Des Weiteren sei die digitale Teilhabe vor allem in der jetzigen Pandemie-Situation umso erstrebenswerter, um "Kontakte zu reduzieren und trotzdem bei Entscheidungen in voller Besetzung präsent zu sein und kompetent mitzuwirken". Der Schalter dafür lasse sich nicht von heute auf morgen umlegen. "Allerdings haben wir bereits von Geschäftsleiter Josef Hofmeister die ersten Ideen und Umsetzungsmöglichkeiten erhalten", so Bergmann und Emberger. Der digitale Weg sollte zeitnah in einer Ausschusssitzung getestet werden.
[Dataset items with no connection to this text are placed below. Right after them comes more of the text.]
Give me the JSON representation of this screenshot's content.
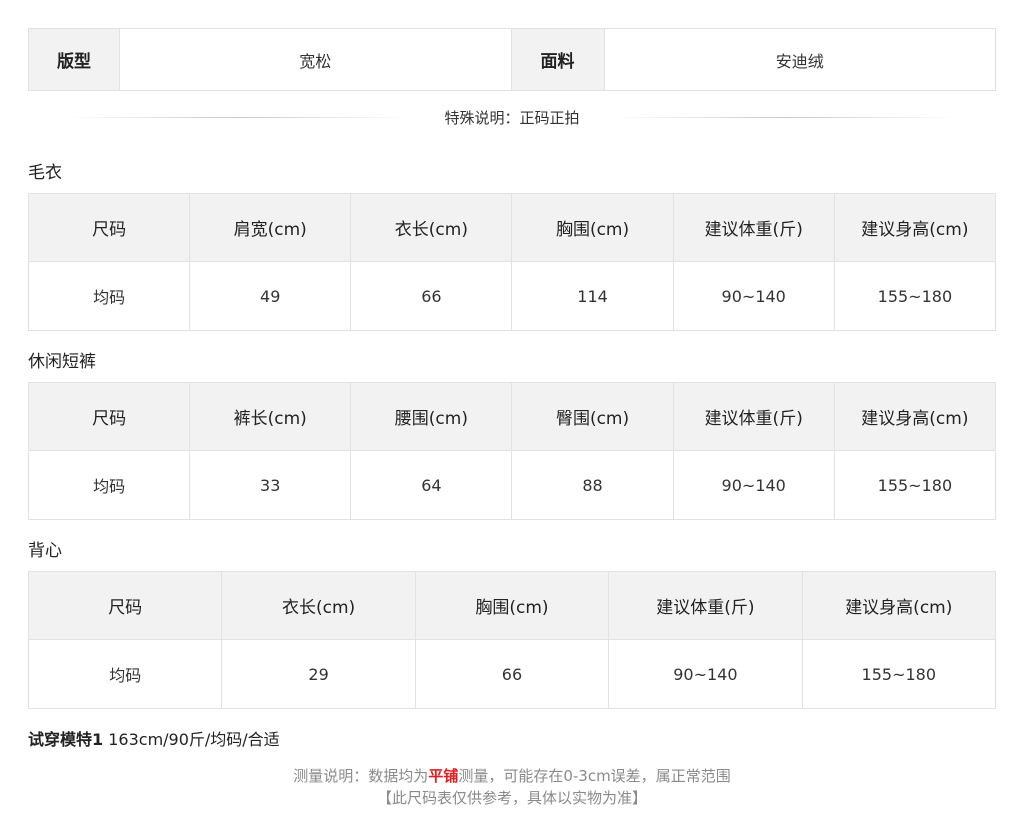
{
  "attributes": {
    "fit_label": "版型",
    "fit_value": "宽松",
    "fabric_label": "面料",
    "fabric_value": "安迪绒"
  },
  "note": "特殊说明：正码正拍",
  "sections": [
    {
      "title": "毛衣",
      "headers": [
        "尺码",
        "肩宽(cm)",
        "衣长(cm)",
        "胸围(cm)",
        "建议体重(斤)",
        "建议身高(cm)"
      ],
      "row": [
        "均码",
        "49",
        "66",
        "114",
        "90~140",
        "155~180"
      ]
    },
    {
      "title": "休闲短裤",
      "headers": [
        "尺码",
        "裤长(cm)",
        "腰围(cm)",
        "臀围(cm)",
        "建议体重(斤)",
        "建议身高(cm)"
      ],
      "row": [
        "均码",
        "33",
        "64",
        "88",
        "90~140",
        "155~180"
      ]
    },
    {
      "title": "背心",
      "headers": [
        "尺码",
        "衣长(cm)",
        "胸围(cm)",
        "建议体重(斤)",
        "建议身高(cm)"
      ],
      "row": [
        "均码",
        "29",
        "66",
        "90~140",
        "155~180"
      ]
    }
  ],
  "model": {
    "label": "试穿模特1",
    "value": " 163cm/90斤/均码/合适"
  },
  "footer": {
    "line1_prefix": "测量说明：数据均为",
    "line1_highlight": "平铺",
    "line1_suffix": "测量，可能存在0-3cm误差，属正常范围",
    "line2": "【此尺码表仅供参考，具体以实物为准】"
  },
  "colors": {
    "header_bg": "#f2f2f2",
    "border": "#e2e2e2",
    "highlight": "#e02020",
    "footer_text": "#8a8a8a"
  }
}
Natürlich würden sie selbst diese Variante gerne in Anspruch nehmen, vor allem während der Pandemie. "Kontakte sollen reduziert, aber Gremiumssitzungen in voller Besetzung via Präsenzteilhabe abgehalten werden, da verstehen wir jeden Bürger, der sich ärgert", antworten die JL-Stadträte auf PZ-Nachfrage. "Wir tragen Verantwortung und sollten mit gutem Beispiel vorangehen." Aber nicht nur auf die Pandemie bezogen, sondern auch bezüglich der nächsten Jahre sei dies ein wunderbares Angebot, wenn der Job eine Präsenzteilnahme nicht zulassen würde, aber eine digitale Teilhabe schon. Und Livestreams? "Warum sollte ein Livestream für den öffentlichen Teil der Sitzungen nicht zur Verfügung gestellt werden?", fragt die Junge Liste rhetorisch. Vielleicht könne man somit alle Generationen für Kommunalpolitik begeistern und die Menschen so zur Beteiligung an den Geschehnissen in Plattling anregen.

Von Markus Schmid, Fraktionssprecher der CSU, hat die PZ eine um Geduld bittende Antwort erhalten: "Wir werden in der nächsten Fraktionssitzung dieses Thema ausführlich diskutieren." Ähnlich antwortete auch Herbert Petrilak-Weissfeld, der stellvertretende SPD-Fraktionsvorsitzende. Seine Fraktion will das Thema vor der nächsten Stadtratssitzung am Montag, 19. April, besprechen.

Angesichts dieser Antworten lässt sich keine Prognose zum Abstimmungsverhalten des Stadtrats abgeben: Von Abneigung über verhaltene Zustimmung bis hin zu einem deutlichen Ja ist alles dabei.